Według byłego Forbes współpracownik Matt Zucker, pięć kawałków po kilkaset słów w ciągu jednego miesiąca zarobi pisarzowi 250 dolarów; siedem sztuk to 500 dolarów. Zucker twierdził, że każdy kawałek go zabrał dziesięć godzin— to ponad 140 godzin za 1,000 dolarów. „Tak, nie robimy tego dla pieniędzy” – przyznał. 

(Brzmi znajomo i szczerze mówiąc, wynagrodzenie) is niezwykle konkurencyjny z poniżającymi groszami, które tutaj płacę.)

Co Forbes„Współpracownicy” wychodzą z tej malarii jest jasne: jak Zucker napisał w poście na blogu Medium o swoim czasie w Forbes farma współtwórców, współtwórcy skutecznie mają carte blanche, aby publikować, co chcą – często bez edycji. Biorąc pod uwagę, że wielu współpracowników ma swój własny program zawodowy, otrzymanie umowy współtwórcy jest równoznaczne z uzyskaniem dostępu do bezpłatnego, niekończącego się PR na bieżąco. Gdybym miał dostęp do takiego zasobu, żebym mógł reklamować moje rodzące się zgiełk boczny

Hirschmiller, przypadkowy twórca nowego memu „LFG”, dobrze wykorzystał sieć. Jej ostatnia twórczość na temat innowacji Web3 obejmuje: „Jak Paris Hilton i Snoop Dogg animowali swoje znudzone małpy, co technologia może oznaczać dla marek";"Przewrotny pomysł stojący za nową kolekcją Timecapsule NFT Prady z synem Damiena Hirsta”; oraz "Czy główna siedziba Metaverse z NFT Bored Ape, lądowiskiem dla helikopterów i kinem to kolejny must-have dla luksusowych marek?

Wątpliwe i nieuchronnie anonimowe „źródło” mówi mi, że w rzeczywistości istnieje pewien nadzór nad siecią dostawców kryptowalut, a przynajmniej większy niż kiedyś, i że Kryptowaluta Forbesa redaktor i były CoinDesk dziennikarz Michael del Castillo prowadzi „ciasny statek”. Ale ten kawałek nie był częścią sieci dostawców kryptowalut; został złożony w kategorii Retail.

A sieć autorów piszących na dużą skalę pozostaje rodzajem „YouTube do pisania”, więc zastrzeżenie zleceniodawcy.
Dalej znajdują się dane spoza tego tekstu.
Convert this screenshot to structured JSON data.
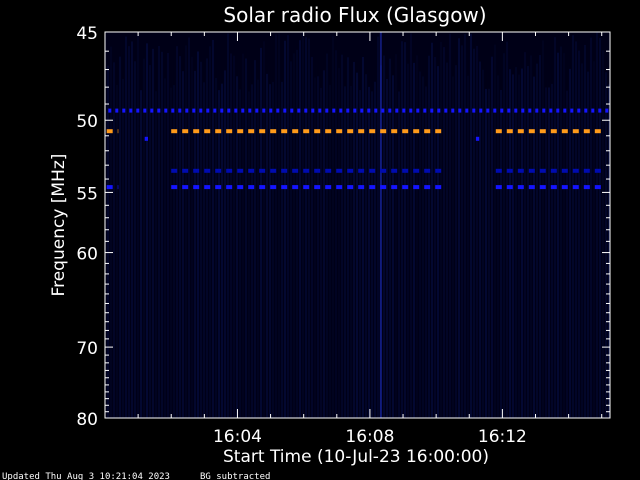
{
  "chart_data": {
    "type": "heatmap",
    "title": "Solar radio Flux (Glasgow)",
    "xlabel": "Start Time (10-Jul-23 16:00:00)",
    "ylabel": "Frequency [MHz]",
    "x_tick_labels": [
      "16:04",
      "16:08",
      "16:12"
    ],
    "x_ticks_minutes": [
      4,
      8,
      12
    ],
    "xlim_minutes": [
      0,
      15.25
    ],
    "y_ticks": [
      45,
      50,
      55,
      60,
      70,
      80
    ],
    "ylim": [
      45,
      80
    ],
    "y_scale": "reciprocal",
    "background_color": "#000017",
    "bands": [
      {
        "freq": 49.4,
        "color": "#1414ff",
        "segments": [
          [
            0.1,
            15.2
          ]
        ],
        "style": "fine-dash"
      },
      {
        "freq": 50.7,
        "color": "#ff9a1a",
        "segments": [
          [
            0.05,
            0.4
          ],
          [
            2.0,
            10.3
          ],
          [
            11.8,
            15.1
          ]
        ],
        "style": "dash"
      },
      {
        "freq": 51.2,
        "color": "#1414ff",
        "segments": [
          [
            1.2,
            1.3
          ],
          [
            11.2,
            11.3
          ]
        ],
        "style": "dash"
      },
      {
        "freq": 53.4,
        "color": "#000bb0",
        "segments": [
          [
            2.0,
            10.3
          ],
          [
            11.8,
            15.1
          ]
        ],
        "style": "dash"
      },
      {
        "freq": 54.6,
        "color": "#1414ff",
        "segments": [
          [
            0.05,
            0.4
          ],
          [
            2.0,
            10.3
          ],
          [
            11.8,
            15.1
          ]
        ],
        "style": "dash"
      }
    ],
    "footer_left": "Updated Thu Aug  3 10:21:04 2023",
    "footer_right": "BG subtracted"
  }
}
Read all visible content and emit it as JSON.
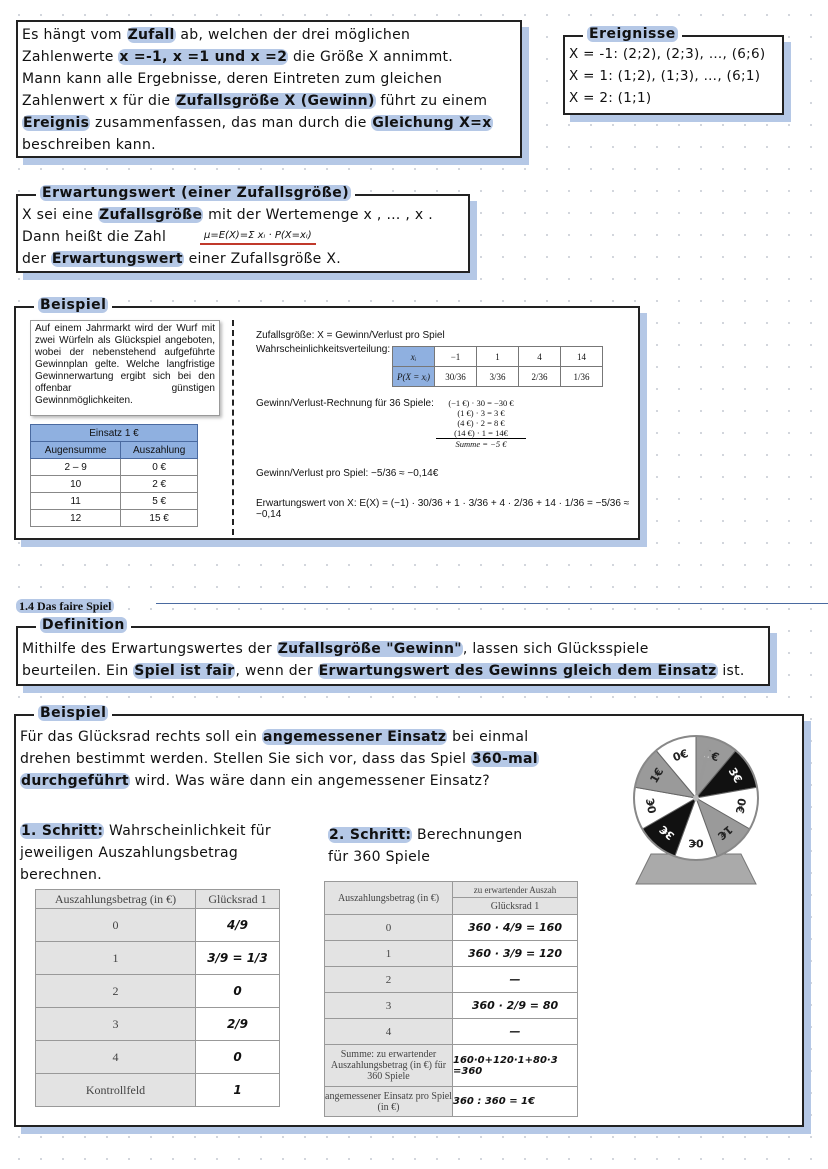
{
  "intro": {
    "lines": [
      [
        [
          "Es hängt vom ",
          0
        ],
        [
          "Zufall",
          1
        ],
        [
          " ab, welchen der drei möglichen",
          0
        ]
      ],
      [
        [
          "Zahlenwerte ",
          0
        ],
        [
          "x =-1, x =1 und x =2",
          1
        ],
        [
          " die Größe X annimmt.",
          0
        ]
      ],
      [
        [
          "Mann kann alle Ergebnisse, deren Eintreten zum gleichen",
          0
        ]
      ],
      [
        [
          "Zahlenwert x  für die ",
          0
        ],
        [
          "Zufallsgröße X (Gewinn)",
          1
        ],
        [
          " führt zu einem",
          0
        ]
      ],
      [
        [
          "Ereignis",
          1
        ],
        [
          " zusammenfassen, das man durch die ",
          0
        ],
        [
          "Gleichung X=x",
          1
        ]
      ],
      [
        [
          "beschreiben kann.",
          0
        ]
      ]
    ]
  },
  "events": {
    "title": "Ereignisse",
    "lines": [
      [
        [
          "X = -1: (2;2), (2;3), …, (6;6)",
          0
        ]
      ],
      [
        [
          "X =  1: (1;2), (1;3), …, (6;1)",
          0
        ]
      ],
      [
        [
          "X =  2: (1;1)",
          0
        ]
      ]
    ]
  },
  "expect": {
    "title": "Erwartungswert (einer Zufallsgröße)",
    "lines": [
      [
        [
          "X sei eine ",
          0
        ],
        [
          "Zufallsgröße",
          1
        ],
        [
          " mit der Wertemenge x , … , x  .",
          0
        ]
      ],
      [
        [
          "Dann heißt die Zahl ",
          0
        ]
      ],
      [
        [
          "der ",
          0
        ],
        [
          "Erwartungswert",
          1
        ],
        [
          " einer Zufallsgröße X.",
          0
        ]
      ]
    ],
    "formula": "μ=E(X)=Σ xᵢ · P(X=xᵢ)"
  },
  "example1": {
    "title": "Beispiel",
    "text": "Auf einem Jahrmarkt wird der Wurf mit zwei Würfeln als Glückspiel angeboten, wobei der nebenstehend aufgeführte Gewinnplan gelte. Welche langfristige Gewinnerwartung ergibt sich bei den offenbar günstigen Gewinnmöglichkeiten.",
    "table": {
      "caption": "Einsatz 1 €",
      "headers": [
        "Augensumme",
        "Auszahlung"
      ],
      "rows": [
        [
          "2 – 9",
          "0 €"
        ],
        [
          "10",
          "2 €"
        ],
        [
          "11",
          "5 €"
        ],
        [
          "12",
          "15 €"
        ]
      ]
    },
    "random_var": "Zufallsgröße: X = Gewinn/Verlust pro Spiel",
    "dist_label": "Wahrscheinlichkeitsverteilung:",
    "dist": {
      "row1": [
        "xᵢ",
        "−1",
        "1",
        "4",
        "14"
      ],
      "row2": [
        "P(X = xᵢ)",
        "30/36",
        "3/36",
        "2/36",
        "1/36"
      ]
    },
    "calc_label": "Gewinn/Verlust-Rechnung für 36 Spiele:",
    "calc": [
      "(−1 €) · 30 = −30 €",
      "(1 €) · 3 = 3 €",
      "(4 €) · 2 = 8 €",
      "(14 €) · 1 = 14€",
      "Summe = −5 €"
    ],
    "per_game": "Gewinn/Verlust pro Spiel: −5/36 ≈ −0,14€",
    "expected": "Erwartungswert von X: E(X) = (−1) · 30/36 + 1 · 3/36 + 4 · 2/36 + 14 · 1/36 = −5/36 ≈ −0,14"
  },
  "section": {
    "heading": "1.4 Das faire Spiel"
  },
  "definition": {
    "title": "Definition",
    "lines": [
      [
        [
          "Mithilfe des Erwartungswertes der ",
          0
        ],
        [
          "Zufallsgröße \"Gewinn\"",
          1
        ],
        [
          ", lassen sich Glücksspiele",
          0
        ]
      ],
      [
        [
          "beurteilen. Ein ",
          0
        ],
        [
          "Spiel ist fair",
          1
        ],
        [
          ", wenn der ",
          0
        ],
        [
          "Erwartungswert des Gewinns gleich dem Einsatz",
          1
        ],
        [
          " ist.",
          0
        ]
      ]
    ]
  },
  "example2": {
    "title": "Beispiel",
    "lines": [
      [
        [
          "Für das Glücksrad rechts soll ein ",
          0
        ],
        [
          "angemessener Einsatz",
          1
        ],
        [
          " bei einmal",
          0
        ]
      ],
      [
        [
          "drehen bestimmt werden. Stellen Sie sich vor, dass das Spiel ",
          0
        ],
        [
          "360-mal",
          1
        ]
      ],
      [
        [
          "durchgeführt",
          1
        ],
        [
          " wird. Was wäre dann ein angemessener Einsatz?",
          0
        ]
      ]
    ],
    "step1": [
      [
        [
          "1. Schritt:",
          1
        ],
        [
          " Wahrscheinlichkeit für",
          0
        ]
      ],
      [
        [
          "jeweiligen Auszahlungsbetrag",
          0
        ]
      ],
      [
        [
          "berechnen.",
          0
        ]
      ]
    ],
    "step2": [
      [
        [
          "2. Schritt:",
          1
        ],
        [
          " Berechnungen",
          0
        ]
      ],
      [
        [
          "für 360 Spiele",
          0
        ]
      ]
    ],
    "wheel": {
      "sectors": [
        "1€",
        "3€",
        "0€",
        "1€",
        "0€",
        "3€",
        "0€",
        "1€",
        "0€"
      ],
      "colors": {
        "1€": "#9a9a9a",
        "3€": "#111111",
        "0€": "#ffffff"
      }
    },
    "table1": {
      "headers": [
        "Auszahlungsbetrag (in €)",
        "Glücksrad 1"
      ],
      "rows": [
        [
          "0",
          "4/9"
        ],
        [
          "1",
          "3/9 = 1/3"
        ],
        [
          "2",
          "0"
        ],
        [
          "3",
          "2/9"
        ],
        [
          "4",
          "0"
        ],
        [
          "Kontrollfeld",
          "1"
        ]
      ]
    },
    "table2": {
      "header1": "Auszahlungsbetrag (in €)",
      "header2": "zu erwartender Auszah",
      "header3": "Glücksrad 1",
      "rows": [
        [
          "0",
          "360 · 4/9 = 160"
        ],
        [
          "1",
          "360 · 3/9 = 120"
        ],
        [
          "2",
          "—"
        ],
        [
          "3",
          "360 · 2/9 = 80"
        ],
        [
          "4",
          "—"
        ],
        [
          "Summe: zu erwartender Auszahlungsbetrag (in €) für 360 Spiele",
          "160·0+120·1+80·3 =360"
        ],
        [
          "angemessener Einsatz pro Spiel (in €)",
          "360 : 360 = 1€"
        ]
      ]
    }
  },
  "colors": {
    "highlight": "#b5c8e6",
    "table_header": "#8fb0e0",
    "formula_underline": "#c0392b"
  }
}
Co sprawia, że ​​myślisz: Może Hirschmiller wiedział że ten wybór przekładu ugruntowałby jej miejsce w historii memu internetowego. I jak każdy kalkulujący i niedopłacany Forbes „współtwórca”, uznała, że ​​to warte swojej ceny. W takim razie pozdrawiam ją i pragnę do niej dołączyć. Stwórzmy grupę!

Od redakcji: Ta kolumna została zaktualizowana 3 sierpnia o godzinie 8:30 czasu wschodniego z komentarzem Stephanie Hirschmiller.

Bądź na bieżąco z wiadomościami o kryptowalutach, otrzymuj codzienne aktualizacje w swojej skrzynce odbiorczej.